Across the EU and to a lesser extent in the US, inflation targeting underpins central interest rate decisions, and so the measurement of inflation is crucial not only to set an appropriate rate, but also to the general acceptance of the policy stance. If monetary policy is going to be linked to inflation, only one measure can used; a measure that must somehow reflect the ‘average’ household. At the end of 2003, Gordon Brown announced the measure of inflation to be targeted would be the EU’s harmonised Consumer Price Index (CPI) rather than the UK’s own Retail Prices Index (RPI), used since the formation of the MPC in 1997.
In the UK, recent media focus on petrol and food prices has led to claims that the official indicators are understating the impact of inflation on household budgets and that, as a consequence, pressures on disposable incomes are much greater. Such claims are right and wrong at the same time. They highlight the difficulty the authorities face in having one measure of price changes and one that somehow reflects what most people feel is happening to prices.

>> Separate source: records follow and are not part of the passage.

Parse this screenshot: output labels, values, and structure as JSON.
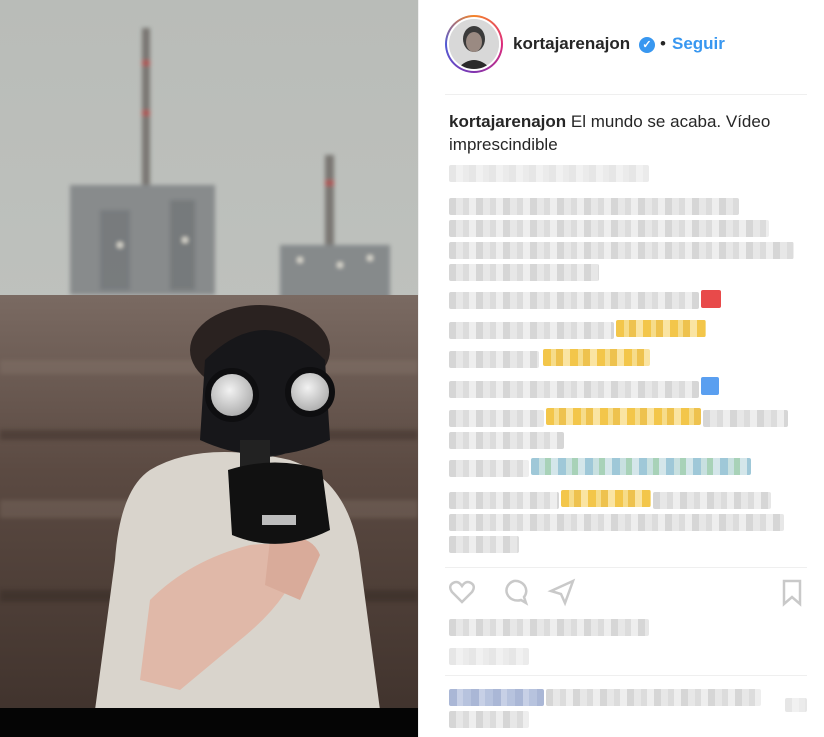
{
  "post": {
    "username": "kortajarenajon",
    "verified_mark": "✓",
    "separator": "•",
    "follow_label": "Seguir",
    "caption_user": "kortajarenajon",
    "caption_text": "El mundo se acaba. Vídeo imprescindible"
  },
  "icons": {
    "like": "heart-icon",
    "comment": "comment-icon",
    "share": "share-icon",
    "save": "bookmark-icon",
    "more_options": "more-options-icon"
  },
  "colors": {
    "accent": "#3897f0",
    "text": "#262626",
    "divider": "#efefef"
  }
}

Currently, around 120,000 price quotations are used every month in compiling the index, covering 650 consumer goods and services collected in around 150 areas throughout the UK. The goods and services are grouped into 12 divisions such as clothing and footwear, recreation and culture, and furniture and household goods. Each of the 12 divisions is assigned a ‘weight’ or share of the total index that reflects its relative importance in the average household shopping basket.
This is probably the most contentious aspect of the system. The principal source for the weightings is the Office for National Statistics’ annual Expenditure and Food Survey, which tracks the spending of several thousands of households giving a representative cross-section of the population. Food, for example, accounts for 9.5% of household spending and therefore of the index. Fuels and lubricants have a 3.8% weight. Care is taken to ensure that the shopping basket is kept up to date and goods and services are regularly added and dropped, but changes are only made annually. Clearly, if prices change at different rates, so should the weights, but these adjustments are also only made once a year. Around the middle of each month, price data on the 650 goods and services are collected, the weights applied and the change on the overall index calculated.

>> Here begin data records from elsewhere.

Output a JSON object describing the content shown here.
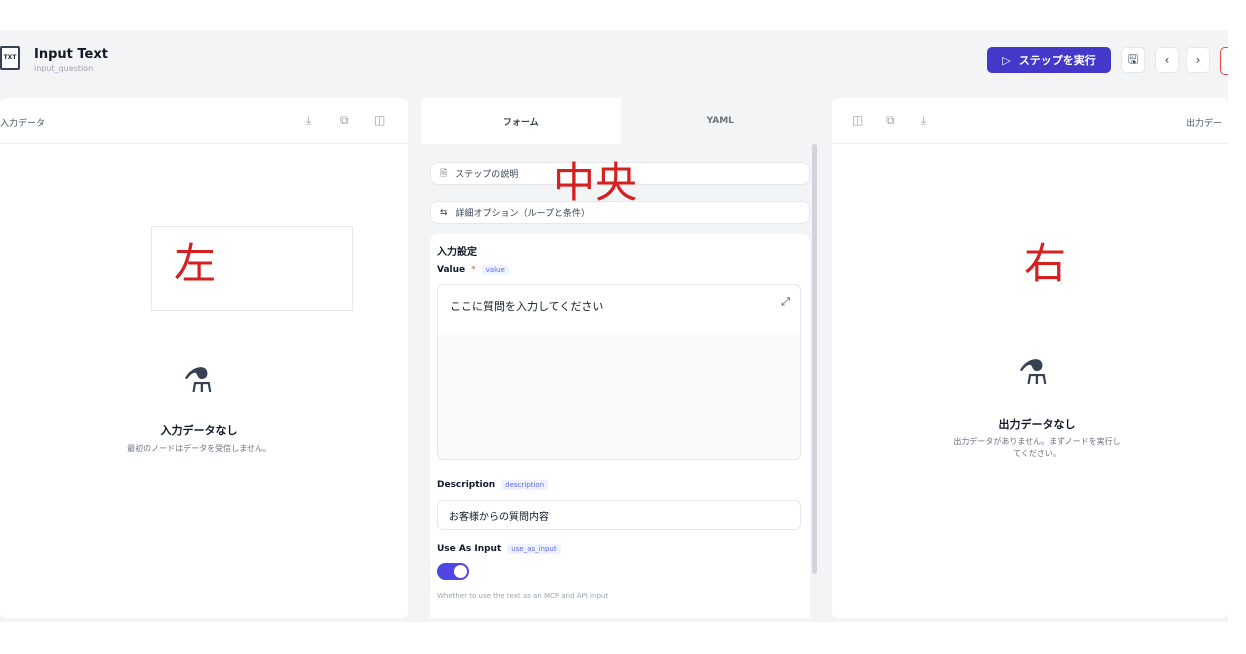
{
  "header": {
    "node_icon": "TXT",
    "title": "Input Text",
    "subtitle": "input_question",
    "run_button": {
      "icon": "play-icon",
      "glyph": "▷",
      "label": "ステップを実行"
    },
    "save_glyph": "🖫",
    "prev_glyph": "‹",
    "next_glyph": "›"
  },
  "left_panel": {
    "label": "入力データ",
    "annotation": "左",
    "empty_glyph": "⚗",
    "empty_title": "入力データなし",
    "empty_desc": "最初のノードはデータを受信しません。"
  },
  "center_panel": {
    "tabs": [
      {
        "label": "フォーム",
        "active": true
      },
      {
        "label": "YAML",
        "active": false
      }
    ],
    "annotation": "中央",
    "step_description": {
      "icon": "document-icon",
      "glyph": "🗎",
      "label": "ステップの説明"
    },
    "advanced_options": {
      "icon": "settings-icon",
      "glyph": "⇆",
      "label": "詳細オプション（ループと条件）"
    },
    "section_title": "入力設定",
    "value_field": {
      "label": "Value",
      "required_mark": "*",
      "key": "value",
      "text": "ここに質問を入力してください",
      "expand_glyph": "⤢"
    },
    "description_field": {
      "label": "Description",
      "key": "description",
      "text": "お客様からの質問内容"
    },
    "use_as_input_field": {
      "label": "Use As Input",
      "key": "use_as_input",
      "enabled": true,
      "help": "Whether to use the text as an MCP and API input"
    }
  },
  "right_panel": {
    "label": "出力デー",
    "annotation": "右",
    "empty_glyph": "⚗",
    "empty_title": "出力データなし",
    "empty_desc_line1": "出力データがありません。まずノードを実行し",
    "empty_desc_line2": "てください。"
  },
  "colors": {
    "accent": "#4338ca",
    "annotation": "#d62020",
    "toggle": "#4f46e5"
  }
}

It is easy to see how the meaning of the numbers can be questioned. While nobody suggests it is fiddled, the index is only an average and anyone whose income differs significantly from the average will feel it does not reflect their spending patterns and, therefore, their inflation. Someone earning £100,000 a year, for instance, is likely to spend a smaller proportion of their income on food than someone on £15,000. Surging food prices will, therefore, affect them differently.
Second, the coverage of goods and services is not comprehensive. Unlike the RPI, the CPI does not include council tax or a number of other housing costs, which, for many households, is one of the largest items of expenditure. It also means that, since the housing market was outside its remit, the MPC has been targeting a measure of inflation that did not include a group of items rising at double digit rates. Not surprisingly, RPI inflation has been higher.
Given the sensitivity of policy decisions to the inflation number, it is fair to ask whether the authorities are tracking the right indicator. The answer is probably that no single measure of inflation could satisfy all interested parties, but still, only one can be used. As long as the limitations of the CPI are understood, it is probably as good as any. It does no more and no less than the name implies.